Saying it plainly

A single sharp sentence above blurred repetitions of the same line

A working theory, still in progress: business writing lost the ability to make a point somewhere between the mission statement and the quarterly update. It got worse the day generative AI arrived.

Here is what happened. The tools that were supposed to make everyone a better writer made everyone the same writer. Feed a prompt to a language model and it returns the most probable arrangement of words. Probable means average. Average means what everyone else is already saying. So an entire industry started sounding like one slightly bored voice, and the people using these tools couldn't hear it, because the output looked clean and finished and arrived in seconds.

There is research on this now. A study of restaurants in Milan tracked what happened to their marketing when AI tools were available versus restricted. With access to the tools, their content grew measurably more similar to each other. Same words, same structure, same rhythm. When access was cut off, two things happened: the writing became more distinct, and customer engagement went up. Likes rose by roughly three and a half percent. The sameness wasn't just aesthetically dull. It cost them attention.

That should frighten anyone in this business, because attention is the only thing we sell.

I notice it most in bios. I spent years as a journalist, on the receiving end of the pitches and profiles that agencies send when they want their client interviewed. After enough of them, you start to see it. The bios are interchangeable. You could swap the names between two of them and not notice. They read as if everyone copied off the same exam. Accomplished leader. Proven track record. Passionate about driving impact. Words that have been used so many times they've stopped meaning anything at all.

Here is the part that should bother an agency most. When a bio reads like every other bio, the journalist loses interest in the person behind it. Not the pitch. The person. And the agency that sent it quietly stops getting calls back, because nobody returns to a source that wastes their time. Worst of all is when the interview happens anyway and the spokesperson turns out to be genuinely brilliant. Sharp, original, worth the whole page. Which means the agency had something rare and introduced it badly. They buried the very person they were paid to elevate.

Good people need good agencies. That sentence is most of what I believe about this job.

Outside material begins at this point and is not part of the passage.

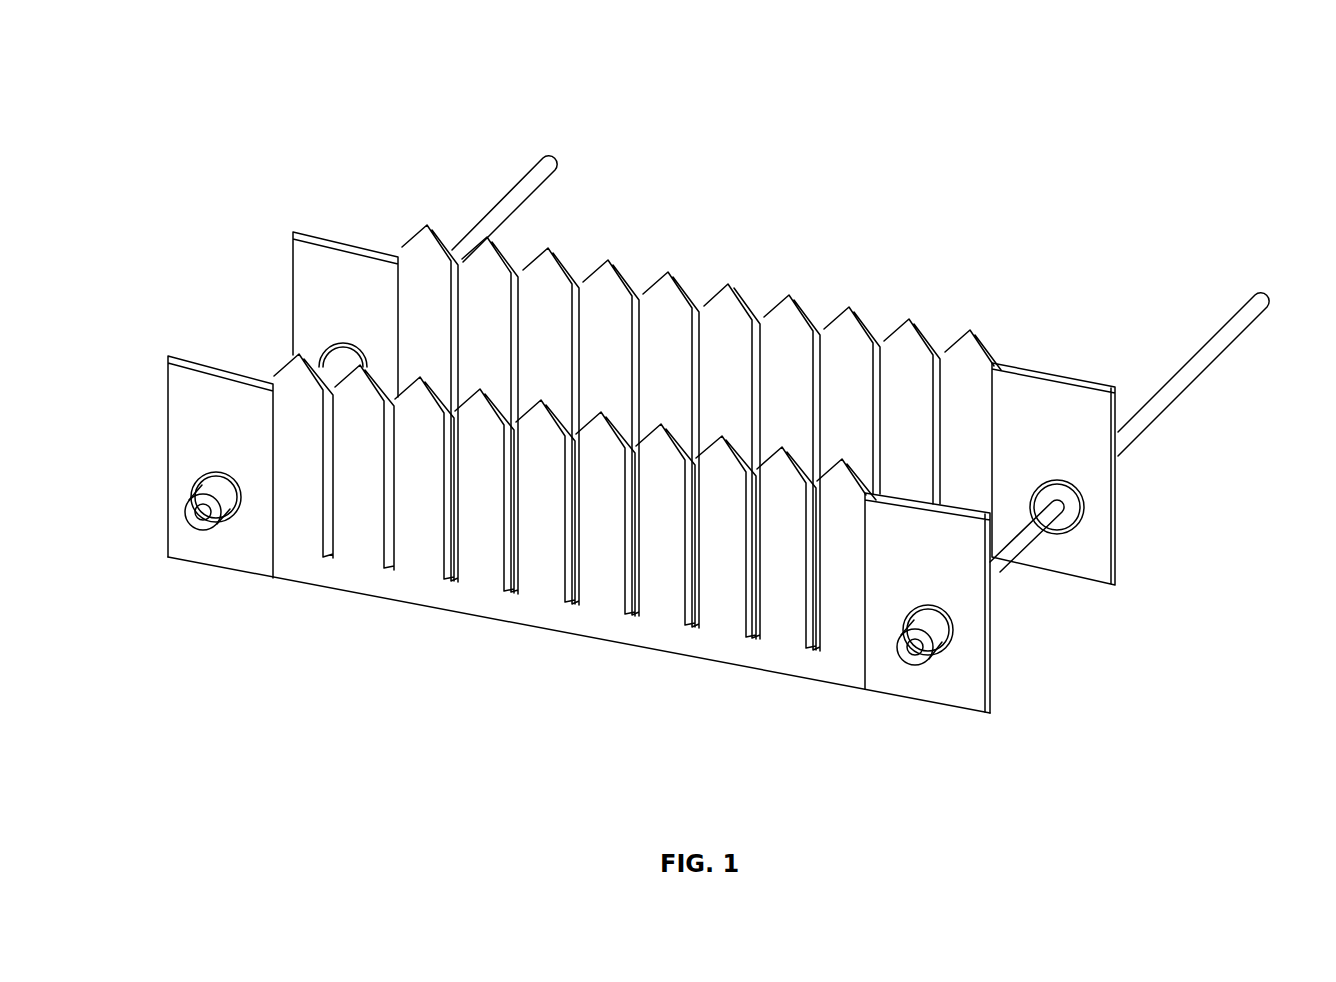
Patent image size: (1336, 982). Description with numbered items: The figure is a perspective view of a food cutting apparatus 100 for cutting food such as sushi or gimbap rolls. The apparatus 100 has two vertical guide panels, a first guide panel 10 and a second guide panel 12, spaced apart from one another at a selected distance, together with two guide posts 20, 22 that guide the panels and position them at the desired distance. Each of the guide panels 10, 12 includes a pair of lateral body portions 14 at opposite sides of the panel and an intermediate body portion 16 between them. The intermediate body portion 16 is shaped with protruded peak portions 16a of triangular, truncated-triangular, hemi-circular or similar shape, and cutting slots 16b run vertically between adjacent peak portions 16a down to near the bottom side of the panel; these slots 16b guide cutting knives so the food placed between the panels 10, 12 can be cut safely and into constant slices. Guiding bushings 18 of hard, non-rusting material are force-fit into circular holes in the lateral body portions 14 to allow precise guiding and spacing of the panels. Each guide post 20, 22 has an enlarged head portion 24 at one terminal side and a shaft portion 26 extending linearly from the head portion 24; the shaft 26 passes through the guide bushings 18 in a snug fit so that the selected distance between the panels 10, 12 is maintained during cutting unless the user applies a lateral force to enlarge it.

The reason bios come out identical is that most of them are built from the wrong material. An agency pulls the CV, scrapes what's already online, runs it through a tool, and produces a summary of summaries. Of course it sounds like everyone else. It was assembled from the same public scraps everyone else is working from. There is no person in it. There is only a record of a person.

We do it the other way around. A bio should never be written from a CV. It should be written from the human. That means a conversation, an actual interview, where the goal is to understand the personality and not just the specialty. What does this person actually think. How do they talk when they're not performing. What's the thing they'd say if you took the corporate filter off. That is where a real profile lives, and you cannot scrape it, because it isn't published anywhere yet.

When we can, we push the high-profile people to write their own. Not because it's easier for us. It's harder. But a profile someone wrote in their own voice carries an authority that no agency prose ever will, and readers feel the difference even when they can't name it.

None of this is an argument against AI. I use it every day, and so does everyone good. It is excellent at the work around the writing. Finding a fact you're missing. Tracking down a source. Organizing a mess of notes into something you can move through. Summarizing a forty-page report so you can find the one number that matters. Checking a claim before it goes out the door. That is real, and it makes the work faster and better.

What it cannot do is be the final writer. The moment you let the machine produce the words that go out under your name, you've handed your voice to the most average version of itself. The judgment, the angle, the decision about which true sentence to build everything around, that has to stay human. The tool does the legwork. The person does the writing.

The plainest sentence in a press release is almost always the truest one. The line that survived three rounds of stakeholder edits because nobody could think of a way to soften it without lying. That is the line your reader will remember. Find it, and put the whole weight of the work behind it.